Segundo Silva (2013), outro aspecto importante dessa (ir)racionalidade é a utilização massiva de avaliações externas como instrumentos que supostamente auxiliam a formulação de políticas educacionais por meio da análise da eficiência das redes de ensino. Nessa chave, o Exame Nacional do Ensino Médio (ENEM), atualmente o principal instrumento de ingresso na ES, torna-se o parâmetro dos conteúdos a serem ensinados e insere a lógica de produção e do controle de qualidade das redes de ensino, a partir de um padrão externo ao trabalho pedagógico realizado nas escolas. Com isso, impõe a toda a Educação Básica a adaptação curricular a esse modelo de avaliação (SOUZA; MINHOTO, 2020).
Importante destacar que, desde o final da década de 2000, com a forte crise econômica mundial e em oposição às promessas de empregabilidade subjacentes a esses cursos de graduação, que tiveram expansão frenética e, mais recentemente, como efeito da pandemia de Covid-19, o mercado de trabalho brasileiro foi tomado por uma diminuição no número de postos, a ampliação de formas precárias de contratação de mãode-obra e o enxugamento dos direitos trabalhistas, estimulando, com isso, o crescimento da economia informal. Tal situação revela que o desenvolvimento científico e tecnológico característico do capitalismo tardio, ao contrário de suavizar o processo de trabalho, vem recrudescendo o desemprego, extinguindo profissões centenárias e ampliando a extração de mais-valia em larga escala.
No entanto, os problemas sociais e educacionais têm sido tratados pelas administrações públicas como questões de gestão, de aplicação de técnicas corretas para a solução de problemas e as privatizações vêm a reboque desse discurso, se impondo como solução, já que no imaginário geral o mercado privado é lócus da eficiência técnica (ADRIÃO, 2022).

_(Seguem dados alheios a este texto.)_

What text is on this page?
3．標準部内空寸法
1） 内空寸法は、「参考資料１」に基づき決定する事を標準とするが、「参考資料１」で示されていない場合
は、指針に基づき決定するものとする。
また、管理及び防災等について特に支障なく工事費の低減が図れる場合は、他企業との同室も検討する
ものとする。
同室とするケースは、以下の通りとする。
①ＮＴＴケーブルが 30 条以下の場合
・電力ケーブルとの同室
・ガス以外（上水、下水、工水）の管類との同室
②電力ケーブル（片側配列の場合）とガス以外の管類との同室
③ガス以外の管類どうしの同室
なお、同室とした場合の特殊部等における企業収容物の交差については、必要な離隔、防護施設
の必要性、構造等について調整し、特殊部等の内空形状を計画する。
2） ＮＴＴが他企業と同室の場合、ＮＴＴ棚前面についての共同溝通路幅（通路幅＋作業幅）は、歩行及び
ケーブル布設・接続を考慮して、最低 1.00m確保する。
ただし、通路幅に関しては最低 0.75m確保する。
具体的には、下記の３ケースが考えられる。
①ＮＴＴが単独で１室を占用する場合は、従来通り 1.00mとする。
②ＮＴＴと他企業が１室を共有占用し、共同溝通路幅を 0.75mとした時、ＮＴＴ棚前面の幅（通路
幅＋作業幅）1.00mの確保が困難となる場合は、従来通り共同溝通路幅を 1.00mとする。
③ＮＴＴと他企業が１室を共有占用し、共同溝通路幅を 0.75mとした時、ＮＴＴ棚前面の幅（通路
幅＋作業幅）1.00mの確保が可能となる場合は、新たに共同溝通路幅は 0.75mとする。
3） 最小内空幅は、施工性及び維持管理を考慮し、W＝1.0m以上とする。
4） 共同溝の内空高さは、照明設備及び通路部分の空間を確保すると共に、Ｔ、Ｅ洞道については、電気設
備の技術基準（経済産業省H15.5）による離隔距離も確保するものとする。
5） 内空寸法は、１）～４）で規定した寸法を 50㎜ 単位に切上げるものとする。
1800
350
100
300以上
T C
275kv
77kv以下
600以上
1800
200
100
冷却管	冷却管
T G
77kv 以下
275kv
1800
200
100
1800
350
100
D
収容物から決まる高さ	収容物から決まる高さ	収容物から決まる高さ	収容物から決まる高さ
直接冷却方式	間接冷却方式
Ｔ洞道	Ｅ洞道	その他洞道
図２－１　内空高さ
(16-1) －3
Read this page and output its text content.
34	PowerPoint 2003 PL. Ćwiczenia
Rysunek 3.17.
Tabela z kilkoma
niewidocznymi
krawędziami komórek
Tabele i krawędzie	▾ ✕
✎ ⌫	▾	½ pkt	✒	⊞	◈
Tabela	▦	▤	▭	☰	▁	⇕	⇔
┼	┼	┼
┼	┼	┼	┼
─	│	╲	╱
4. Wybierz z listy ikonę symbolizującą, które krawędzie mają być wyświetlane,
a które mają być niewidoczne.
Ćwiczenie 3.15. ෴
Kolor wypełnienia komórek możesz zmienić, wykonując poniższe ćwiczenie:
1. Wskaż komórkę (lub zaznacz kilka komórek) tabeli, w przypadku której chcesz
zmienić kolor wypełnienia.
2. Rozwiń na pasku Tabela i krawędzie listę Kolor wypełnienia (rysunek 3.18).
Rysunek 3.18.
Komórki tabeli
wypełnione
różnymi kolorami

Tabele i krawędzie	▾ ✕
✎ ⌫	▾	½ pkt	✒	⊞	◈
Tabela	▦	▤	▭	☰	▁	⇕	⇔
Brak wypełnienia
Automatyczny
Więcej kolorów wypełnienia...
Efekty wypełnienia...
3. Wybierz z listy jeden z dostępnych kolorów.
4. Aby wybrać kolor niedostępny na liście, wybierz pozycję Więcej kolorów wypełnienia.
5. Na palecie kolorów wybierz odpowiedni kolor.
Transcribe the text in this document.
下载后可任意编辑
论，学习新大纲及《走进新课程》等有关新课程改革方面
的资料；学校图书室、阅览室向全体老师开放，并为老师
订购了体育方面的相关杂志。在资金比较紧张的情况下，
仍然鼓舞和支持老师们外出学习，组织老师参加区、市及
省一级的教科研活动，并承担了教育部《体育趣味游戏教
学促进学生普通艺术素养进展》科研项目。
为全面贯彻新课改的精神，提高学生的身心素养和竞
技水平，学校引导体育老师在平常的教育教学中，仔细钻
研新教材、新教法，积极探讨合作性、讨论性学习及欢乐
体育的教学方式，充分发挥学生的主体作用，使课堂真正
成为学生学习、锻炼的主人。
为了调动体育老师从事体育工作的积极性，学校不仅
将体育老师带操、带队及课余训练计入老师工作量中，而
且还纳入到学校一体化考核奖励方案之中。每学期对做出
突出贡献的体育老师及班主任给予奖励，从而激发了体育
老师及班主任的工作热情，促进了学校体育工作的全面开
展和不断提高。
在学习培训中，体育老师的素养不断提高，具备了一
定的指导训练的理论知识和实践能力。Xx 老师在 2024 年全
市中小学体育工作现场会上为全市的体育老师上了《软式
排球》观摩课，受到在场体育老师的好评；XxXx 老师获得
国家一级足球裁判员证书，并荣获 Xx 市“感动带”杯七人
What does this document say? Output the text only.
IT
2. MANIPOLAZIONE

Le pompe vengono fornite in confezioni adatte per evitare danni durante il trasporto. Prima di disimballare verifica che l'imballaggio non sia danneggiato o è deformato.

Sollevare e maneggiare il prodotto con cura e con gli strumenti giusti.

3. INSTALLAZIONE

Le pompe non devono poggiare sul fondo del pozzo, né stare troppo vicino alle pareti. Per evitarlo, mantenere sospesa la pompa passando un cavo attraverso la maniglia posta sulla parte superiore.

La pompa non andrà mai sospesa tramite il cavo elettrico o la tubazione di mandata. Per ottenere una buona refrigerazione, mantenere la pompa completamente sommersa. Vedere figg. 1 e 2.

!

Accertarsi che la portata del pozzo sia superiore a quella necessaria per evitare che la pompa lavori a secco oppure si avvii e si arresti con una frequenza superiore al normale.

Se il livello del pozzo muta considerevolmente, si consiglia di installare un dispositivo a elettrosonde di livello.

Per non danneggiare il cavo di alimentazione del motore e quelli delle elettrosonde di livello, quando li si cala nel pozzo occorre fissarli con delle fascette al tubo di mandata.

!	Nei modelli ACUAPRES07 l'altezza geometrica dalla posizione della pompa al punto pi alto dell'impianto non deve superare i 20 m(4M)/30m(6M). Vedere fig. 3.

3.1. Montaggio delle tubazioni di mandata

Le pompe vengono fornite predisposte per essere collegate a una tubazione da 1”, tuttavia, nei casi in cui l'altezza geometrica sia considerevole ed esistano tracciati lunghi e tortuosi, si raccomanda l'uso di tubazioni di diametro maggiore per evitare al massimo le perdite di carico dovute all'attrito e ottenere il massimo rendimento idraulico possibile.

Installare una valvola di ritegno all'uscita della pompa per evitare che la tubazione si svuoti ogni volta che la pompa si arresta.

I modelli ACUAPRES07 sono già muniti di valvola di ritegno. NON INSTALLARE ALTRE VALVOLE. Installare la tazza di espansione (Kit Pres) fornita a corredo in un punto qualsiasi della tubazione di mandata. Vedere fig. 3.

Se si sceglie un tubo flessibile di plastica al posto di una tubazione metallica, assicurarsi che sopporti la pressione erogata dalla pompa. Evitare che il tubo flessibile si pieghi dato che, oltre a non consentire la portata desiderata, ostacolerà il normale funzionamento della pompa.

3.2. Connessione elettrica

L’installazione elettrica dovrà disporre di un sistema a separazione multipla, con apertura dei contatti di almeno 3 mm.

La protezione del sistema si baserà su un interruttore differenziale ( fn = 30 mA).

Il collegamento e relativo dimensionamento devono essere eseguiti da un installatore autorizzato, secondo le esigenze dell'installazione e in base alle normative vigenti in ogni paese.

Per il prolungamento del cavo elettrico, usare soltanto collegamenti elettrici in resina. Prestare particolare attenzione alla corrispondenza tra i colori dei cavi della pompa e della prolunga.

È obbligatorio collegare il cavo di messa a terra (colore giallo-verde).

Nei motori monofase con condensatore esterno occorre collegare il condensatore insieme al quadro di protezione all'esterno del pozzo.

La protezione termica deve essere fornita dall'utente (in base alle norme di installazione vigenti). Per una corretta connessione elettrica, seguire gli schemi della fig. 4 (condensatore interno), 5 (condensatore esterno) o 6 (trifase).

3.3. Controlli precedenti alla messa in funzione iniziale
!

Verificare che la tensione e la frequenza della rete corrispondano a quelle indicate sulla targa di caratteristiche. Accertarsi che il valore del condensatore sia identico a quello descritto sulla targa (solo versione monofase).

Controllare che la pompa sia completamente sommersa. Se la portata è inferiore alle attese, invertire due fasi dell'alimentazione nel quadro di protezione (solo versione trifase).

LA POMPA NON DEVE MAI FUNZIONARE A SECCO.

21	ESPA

A ampliação das condições favoráveis a uma pseudoformação generalizada, principalmente nas IES privadas, contribui para o impedimento da relação ensino-aprendizagem. Há, quando muito, um estímulo à adaptação alienada dos(as) estudantes e a mera reprodução de técnicas esvaziadas de seus conteúdos. As implicações desse fenômeno para a sociedade são que os indivíduos não refletem mais sobre os motivos estruturais que levam à reprodução do sofrimento, das desigualdades, da pobreza e da violência, não havendo espaço para o desenvolvimento de uma consciência crítica sobre a estrutura e as contradições inerentes ao funcionamento do capitalismo contemporâneo.
Desafios à formação docente na bibliografia recente
É nesse contexto que a pseudocultura se impõe, que a formação (bildung), entendida aqui como a capacidade de fazer experiências e a possibilidade de uma alteridade que permita a consciência, acaba transformando-se em pseudoformação (ADORNO, 1993). A constituição subjetiva dos indivíduos é severamente alijada, já que a pseudoformação nega a possibilidade de experimentar o mundo. Ademais, a ideologia acaba por encobrir as relações de dominação que se apresentam neste cenário. Por sua vez, a indústria cultural torna a dominação mais sutil e potente, ocupando o espaço que a formação e o autoconhecimento poderiam prosperar (ADORNO; HORKHEIMER, 1985). Desse modo, a maneira como os(as) docentes são formados(as) ganha relevância, já que tem implicações diretas sobre a dimensão política na qual os cursinhos populares estão historicamente inscritos e sobre a qual buscam se debruçar.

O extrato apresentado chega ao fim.